Professor Tommaso Astarita

Professor Astarita is a native of Naples Italy.  He came to the US in 1983 to pursue his graduate studies and has taught at Georgetown since 1989.  He is currently Professor and Director of Undergraduate Studies in the History Department.  He still has family in Naples.  His research area is southern Italy in the early modern period (roughly 1500-1800), and he teaches the European Civ survey, plus courses on the Renaissance, the ancient Mediterranean, Italian and Spanish history, and seminars on historiography and autobiography.  At Villa le Balze in Fall 2009 he will teach HIST 130, The Mediterranean World in Antiquity.


Spring 2009


 

Professor Leona Fisher

Professor Fisher is an Associate Professor in the Department of English. She is a former chair of the department and was the first Director (and co-Founder) of the Women's and Gender Studies Program.

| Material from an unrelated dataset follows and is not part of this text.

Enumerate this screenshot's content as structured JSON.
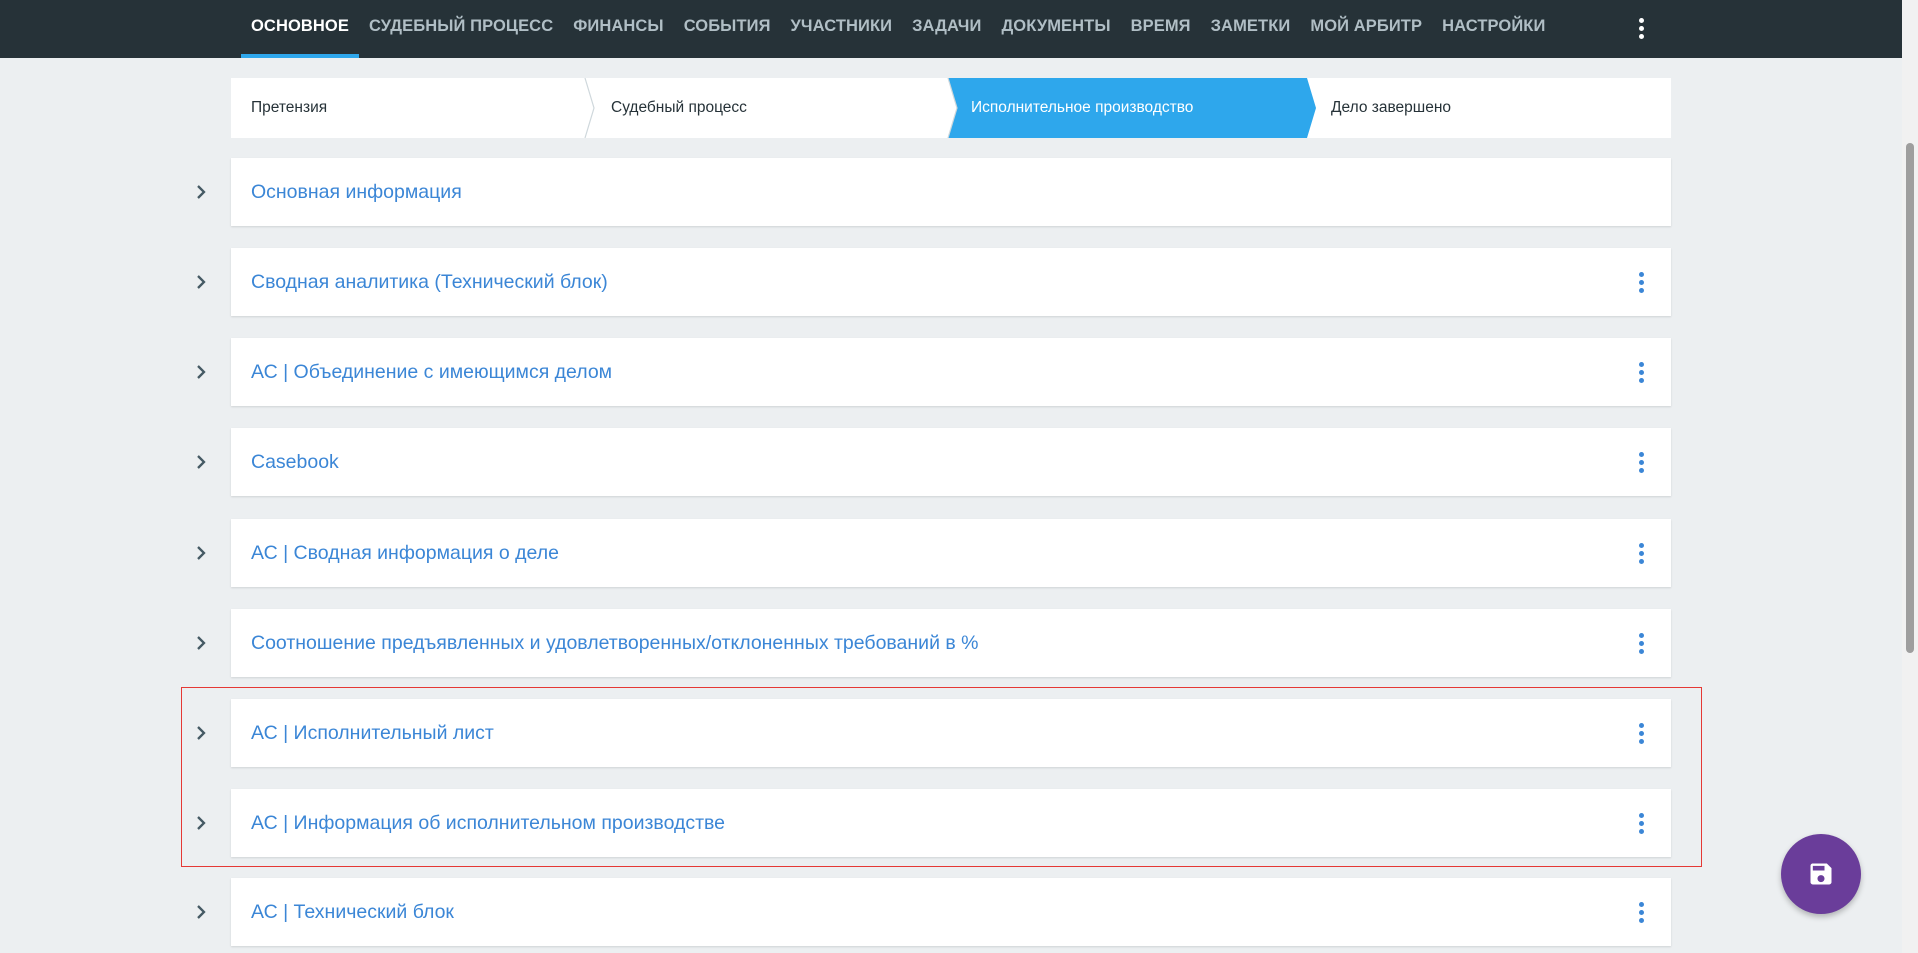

She teaches courses in children's literature and culture, feminism, narrative theory, Victorian nonfiction and fiction, and Charles Dickens. Her publications focus primarily on children's texts and Victorian topics. Professor Fisher earned the Ph.D. and M.A. from the University of California Santa Barbara in Victorian Literature and an A.B. from Stanford University in American Literature. Her Spring 2009 English course at Villa Le Balze is entitled "Images of Italy and Italians in Anglophone Literature."

Fall 2008



 

Professor Elizabeth Andretta

Dean Andretta is a cultural anthropologist who received a B.A. from Barnard College, Columbia University, and a Ph.D. from the University of Pennsylvania. She has done fieldwork among the Amhara of Ethiopia and the Murle of the Southern Sudan. Her research interests center on issues of social organization and ethnicity among East African pastoralists. Dr. Andretta teaches a Culture and Politics course entitled "Museums and the Construction of Knowledge" during the Fall 2008 Semester.